Kipnis charts the rise of ever-changing commercial frontiers for women’s sexuality. “Not foreseen,” she writes in a footnote, “was how easily commodified hot, unfettered female sexuality could be, packaged and sold back to women in the form of pricy accoutrements […] the fuck-me heels, and the regular bikini waxes.” In contrast, while many women in Trimberger’s study did not go into details about their sexuality, those who did told of reinterpreting sex and celibacy in terms of what they wanted.
“For a while I thought I shouldn’t go to bed with anyone unless they were a serious candidate for marriage,” says Dorothy, a woman in her 50s. “But soon I said to hell with that; there may never be a serious candidate.” She goes on to recount her affairs, speaking of the importance of her own sexual fulfillment, refusing, for example, to go on an extended European trip with a man until they had slept together. We’ve had endless discussions of how our sexuality is being sold back to us – how about some conversation about the ways we’re claiming it for ourselves?
Meanwhile, Confessions of the Other Mother: Nonbiological Lesbian Moms Tell All! examines new models of motherhood. Edited by Harlyn Aizley, it may appear to be a niche title, but its writers offer interesting takes on the complexity of navigating motherhood and its social expectations when you’re not actually the one who’s given birth. Faith Soloway, on observing her partner nursing their child, put it this way: “Basically, I am insanely jealous of their flesh-on-flesh, boundaryless, nurturing, complicated relationship […] it constantly reminds me of my third-wheel status.”
And, in one of the strongest essays in the book, Suzanne M. Johnson describes wrestling with her desire for biological motherhood after spending a lifetime rejecting it. Having spent her childhood hoping to grow up to be an idealized ’50s sitcom dad, she found herself not just jealous of her partner’s physical ties to their daughter, but troubled by her own rejection of the “male” role of caretaker. “I was their mama. I didn’t want to be daddy, in the traditional sense of the word.

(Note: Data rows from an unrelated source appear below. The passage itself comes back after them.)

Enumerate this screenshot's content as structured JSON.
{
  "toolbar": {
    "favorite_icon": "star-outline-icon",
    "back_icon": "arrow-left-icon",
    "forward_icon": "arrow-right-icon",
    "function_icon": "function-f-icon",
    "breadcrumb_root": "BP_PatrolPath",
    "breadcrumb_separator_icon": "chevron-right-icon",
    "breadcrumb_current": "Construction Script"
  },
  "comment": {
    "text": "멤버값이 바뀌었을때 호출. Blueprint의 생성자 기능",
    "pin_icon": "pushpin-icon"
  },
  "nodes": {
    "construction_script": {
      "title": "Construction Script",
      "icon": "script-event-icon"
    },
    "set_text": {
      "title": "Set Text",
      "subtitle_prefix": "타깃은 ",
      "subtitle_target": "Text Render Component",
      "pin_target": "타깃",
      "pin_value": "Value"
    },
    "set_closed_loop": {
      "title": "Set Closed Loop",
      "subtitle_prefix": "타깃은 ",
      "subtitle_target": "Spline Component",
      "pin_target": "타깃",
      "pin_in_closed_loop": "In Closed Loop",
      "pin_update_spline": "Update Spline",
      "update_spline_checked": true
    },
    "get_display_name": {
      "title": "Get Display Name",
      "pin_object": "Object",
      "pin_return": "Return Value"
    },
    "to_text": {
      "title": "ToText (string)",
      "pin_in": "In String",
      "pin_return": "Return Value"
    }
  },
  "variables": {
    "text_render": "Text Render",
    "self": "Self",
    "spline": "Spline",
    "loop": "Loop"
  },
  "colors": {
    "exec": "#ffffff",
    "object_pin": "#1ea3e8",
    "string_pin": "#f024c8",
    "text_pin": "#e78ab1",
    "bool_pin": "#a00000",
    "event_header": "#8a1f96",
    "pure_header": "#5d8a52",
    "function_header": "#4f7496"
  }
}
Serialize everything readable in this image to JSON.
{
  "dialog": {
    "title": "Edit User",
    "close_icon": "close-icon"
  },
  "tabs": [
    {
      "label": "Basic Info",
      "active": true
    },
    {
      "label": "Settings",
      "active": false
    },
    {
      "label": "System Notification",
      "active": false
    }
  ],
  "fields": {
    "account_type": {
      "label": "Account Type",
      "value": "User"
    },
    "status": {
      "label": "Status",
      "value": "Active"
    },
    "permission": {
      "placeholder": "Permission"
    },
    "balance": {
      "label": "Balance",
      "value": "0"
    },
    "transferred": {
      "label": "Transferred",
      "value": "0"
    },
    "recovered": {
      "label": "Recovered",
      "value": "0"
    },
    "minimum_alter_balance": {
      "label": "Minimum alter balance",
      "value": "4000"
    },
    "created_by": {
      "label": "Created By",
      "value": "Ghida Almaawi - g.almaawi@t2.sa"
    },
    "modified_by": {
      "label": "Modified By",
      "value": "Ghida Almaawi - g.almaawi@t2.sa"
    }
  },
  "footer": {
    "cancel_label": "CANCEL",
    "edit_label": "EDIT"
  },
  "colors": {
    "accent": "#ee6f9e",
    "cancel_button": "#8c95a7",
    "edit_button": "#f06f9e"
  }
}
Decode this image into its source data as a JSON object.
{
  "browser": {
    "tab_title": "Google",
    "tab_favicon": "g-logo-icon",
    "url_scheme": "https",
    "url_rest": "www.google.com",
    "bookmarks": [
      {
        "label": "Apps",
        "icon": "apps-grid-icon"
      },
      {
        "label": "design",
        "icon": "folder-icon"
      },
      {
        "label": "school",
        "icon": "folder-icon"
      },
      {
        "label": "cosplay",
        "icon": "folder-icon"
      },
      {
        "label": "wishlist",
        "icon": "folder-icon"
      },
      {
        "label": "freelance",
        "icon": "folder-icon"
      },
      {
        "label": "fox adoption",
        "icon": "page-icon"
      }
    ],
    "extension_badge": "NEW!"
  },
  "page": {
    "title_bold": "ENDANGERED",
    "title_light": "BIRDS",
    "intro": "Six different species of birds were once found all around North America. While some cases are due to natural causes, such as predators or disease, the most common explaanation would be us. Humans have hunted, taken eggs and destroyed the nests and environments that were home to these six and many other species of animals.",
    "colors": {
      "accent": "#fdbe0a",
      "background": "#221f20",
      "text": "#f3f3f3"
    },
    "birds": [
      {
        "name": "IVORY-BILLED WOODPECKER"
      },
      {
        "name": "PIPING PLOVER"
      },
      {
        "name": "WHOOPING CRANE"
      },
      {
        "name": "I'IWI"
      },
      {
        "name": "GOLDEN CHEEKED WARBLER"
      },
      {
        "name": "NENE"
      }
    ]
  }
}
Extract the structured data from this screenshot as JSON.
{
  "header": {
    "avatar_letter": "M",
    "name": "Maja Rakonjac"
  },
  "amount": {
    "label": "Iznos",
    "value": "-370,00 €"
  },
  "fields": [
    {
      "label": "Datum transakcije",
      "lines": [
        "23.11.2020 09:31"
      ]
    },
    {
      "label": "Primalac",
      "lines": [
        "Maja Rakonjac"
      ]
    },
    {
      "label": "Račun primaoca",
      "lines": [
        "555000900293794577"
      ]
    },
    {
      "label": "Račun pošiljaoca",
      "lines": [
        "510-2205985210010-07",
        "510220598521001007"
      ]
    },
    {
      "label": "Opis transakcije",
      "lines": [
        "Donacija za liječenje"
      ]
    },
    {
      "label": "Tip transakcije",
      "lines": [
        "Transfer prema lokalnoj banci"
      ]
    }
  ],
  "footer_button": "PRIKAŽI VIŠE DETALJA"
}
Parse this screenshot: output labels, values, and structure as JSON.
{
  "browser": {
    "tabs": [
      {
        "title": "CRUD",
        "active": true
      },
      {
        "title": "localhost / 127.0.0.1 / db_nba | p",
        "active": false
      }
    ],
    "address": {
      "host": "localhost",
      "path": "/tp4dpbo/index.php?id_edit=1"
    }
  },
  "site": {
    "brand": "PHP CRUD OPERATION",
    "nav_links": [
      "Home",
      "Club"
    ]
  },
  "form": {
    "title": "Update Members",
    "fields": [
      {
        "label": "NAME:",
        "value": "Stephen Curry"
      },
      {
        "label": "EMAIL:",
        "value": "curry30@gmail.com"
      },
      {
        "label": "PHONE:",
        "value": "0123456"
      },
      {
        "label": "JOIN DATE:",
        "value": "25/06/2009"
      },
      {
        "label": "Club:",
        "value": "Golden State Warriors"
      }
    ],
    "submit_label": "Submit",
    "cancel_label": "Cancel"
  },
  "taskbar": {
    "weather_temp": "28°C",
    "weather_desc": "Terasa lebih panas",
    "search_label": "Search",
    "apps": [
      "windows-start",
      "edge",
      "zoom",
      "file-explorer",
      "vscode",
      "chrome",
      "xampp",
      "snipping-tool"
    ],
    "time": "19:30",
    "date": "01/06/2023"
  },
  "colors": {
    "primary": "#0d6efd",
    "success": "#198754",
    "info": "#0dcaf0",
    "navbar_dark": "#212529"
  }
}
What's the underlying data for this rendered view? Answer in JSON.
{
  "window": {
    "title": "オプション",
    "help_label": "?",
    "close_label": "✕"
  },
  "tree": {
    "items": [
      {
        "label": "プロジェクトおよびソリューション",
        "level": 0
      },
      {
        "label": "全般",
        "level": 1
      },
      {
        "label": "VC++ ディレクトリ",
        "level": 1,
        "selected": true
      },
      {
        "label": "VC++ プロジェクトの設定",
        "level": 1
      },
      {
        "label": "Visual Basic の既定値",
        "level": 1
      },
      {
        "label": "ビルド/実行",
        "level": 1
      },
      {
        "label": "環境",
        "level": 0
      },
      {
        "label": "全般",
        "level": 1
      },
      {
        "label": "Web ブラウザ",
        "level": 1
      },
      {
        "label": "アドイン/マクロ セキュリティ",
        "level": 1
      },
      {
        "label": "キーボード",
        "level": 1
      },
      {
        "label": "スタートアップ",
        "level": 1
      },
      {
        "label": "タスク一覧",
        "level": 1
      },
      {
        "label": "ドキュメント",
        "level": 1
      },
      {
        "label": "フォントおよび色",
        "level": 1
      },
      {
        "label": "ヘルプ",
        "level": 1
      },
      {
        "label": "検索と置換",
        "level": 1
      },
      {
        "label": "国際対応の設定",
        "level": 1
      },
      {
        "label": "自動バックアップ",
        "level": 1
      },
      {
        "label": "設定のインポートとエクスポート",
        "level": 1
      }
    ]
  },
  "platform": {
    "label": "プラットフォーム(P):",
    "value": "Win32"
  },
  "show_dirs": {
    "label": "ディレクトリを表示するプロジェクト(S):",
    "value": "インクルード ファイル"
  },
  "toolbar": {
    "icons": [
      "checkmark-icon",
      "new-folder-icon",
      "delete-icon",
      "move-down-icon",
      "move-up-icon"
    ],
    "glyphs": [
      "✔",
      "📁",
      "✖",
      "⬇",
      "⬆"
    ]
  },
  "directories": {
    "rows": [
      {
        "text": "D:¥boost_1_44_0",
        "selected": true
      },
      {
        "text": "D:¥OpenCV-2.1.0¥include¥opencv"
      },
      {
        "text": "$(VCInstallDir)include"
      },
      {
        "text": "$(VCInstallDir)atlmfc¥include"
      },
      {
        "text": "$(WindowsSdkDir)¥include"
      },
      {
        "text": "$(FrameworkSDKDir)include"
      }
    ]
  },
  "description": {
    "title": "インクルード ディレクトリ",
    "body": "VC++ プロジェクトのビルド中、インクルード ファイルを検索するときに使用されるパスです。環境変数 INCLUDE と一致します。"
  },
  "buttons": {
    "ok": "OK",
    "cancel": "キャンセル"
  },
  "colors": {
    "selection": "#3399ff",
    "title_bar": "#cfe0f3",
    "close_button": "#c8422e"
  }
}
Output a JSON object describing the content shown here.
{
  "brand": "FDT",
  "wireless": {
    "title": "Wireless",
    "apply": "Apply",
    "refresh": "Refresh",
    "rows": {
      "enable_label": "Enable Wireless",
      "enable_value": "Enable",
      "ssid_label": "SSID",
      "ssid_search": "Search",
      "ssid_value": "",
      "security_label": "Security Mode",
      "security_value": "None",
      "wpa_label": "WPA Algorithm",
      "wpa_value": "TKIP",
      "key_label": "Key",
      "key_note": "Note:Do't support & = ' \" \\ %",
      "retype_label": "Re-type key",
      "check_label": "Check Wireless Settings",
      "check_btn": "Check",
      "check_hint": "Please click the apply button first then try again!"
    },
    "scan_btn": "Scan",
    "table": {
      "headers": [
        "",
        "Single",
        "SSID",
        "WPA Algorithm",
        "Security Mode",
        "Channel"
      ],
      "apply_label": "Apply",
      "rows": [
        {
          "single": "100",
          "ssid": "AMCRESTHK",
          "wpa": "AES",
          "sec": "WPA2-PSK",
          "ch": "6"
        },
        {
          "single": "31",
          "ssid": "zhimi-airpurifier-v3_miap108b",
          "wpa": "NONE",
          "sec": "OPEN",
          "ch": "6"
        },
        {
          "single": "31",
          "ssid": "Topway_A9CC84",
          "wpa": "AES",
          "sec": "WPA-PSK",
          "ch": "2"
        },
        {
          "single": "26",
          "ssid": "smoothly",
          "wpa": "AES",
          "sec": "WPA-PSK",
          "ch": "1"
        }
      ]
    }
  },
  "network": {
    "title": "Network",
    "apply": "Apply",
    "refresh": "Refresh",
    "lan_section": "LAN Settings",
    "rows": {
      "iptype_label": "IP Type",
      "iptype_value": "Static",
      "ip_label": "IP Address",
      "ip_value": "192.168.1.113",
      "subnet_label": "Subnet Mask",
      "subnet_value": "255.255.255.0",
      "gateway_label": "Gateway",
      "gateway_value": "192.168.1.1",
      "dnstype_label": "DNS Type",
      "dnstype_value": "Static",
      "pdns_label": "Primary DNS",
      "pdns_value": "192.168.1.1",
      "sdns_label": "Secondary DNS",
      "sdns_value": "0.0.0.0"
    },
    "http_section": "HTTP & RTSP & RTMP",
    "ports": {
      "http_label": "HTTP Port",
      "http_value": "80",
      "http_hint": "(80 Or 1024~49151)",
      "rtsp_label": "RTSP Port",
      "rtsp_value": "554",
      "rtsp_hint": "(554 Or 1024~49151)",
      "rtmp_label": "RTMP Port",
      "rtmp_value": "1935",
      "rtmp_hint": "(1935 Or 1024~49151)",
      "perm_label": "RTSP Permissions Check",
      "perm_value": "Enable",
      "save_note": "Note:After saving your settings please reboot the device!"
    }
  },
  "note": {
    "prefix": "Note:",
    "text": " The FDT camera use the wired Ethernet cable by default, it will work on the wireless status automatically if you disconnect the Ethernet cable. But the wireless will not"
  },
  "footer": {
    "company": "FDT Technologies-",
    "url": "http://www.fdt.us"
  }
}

Surprisingly, I wanted to be the mommy, without staying home.” Her account of struggling to secure legal acknowledgement for her child, and battling the barriers to healthcare coverage and adequate work-leave, offers a heartbreaking critique of how little our society does for actual mothers, even as current rhetoric exalts motherhood.
Both Confessions and The New Single Woman show how the strongest arguments for different conceptions of women’s roles are found in the daily details. Instead of mulling over the constraints of femininity, Trimberger and Aizley give us women who are living their lives – impasses be damned. In Confessions, Dawn Beckman describes how an evangelical co-worker defended Beckman’s choice to leave her job. “‘Don’t give Dawn a hard time,” the co-worker said, “she’s leaving so she can spend more time with her family, and they’re what’s most important to her.”
“My presence in the world as a lesbian mother,” Beckman writes, “seemed at that moment a small, but potent, example of parenting as a subversive activity.”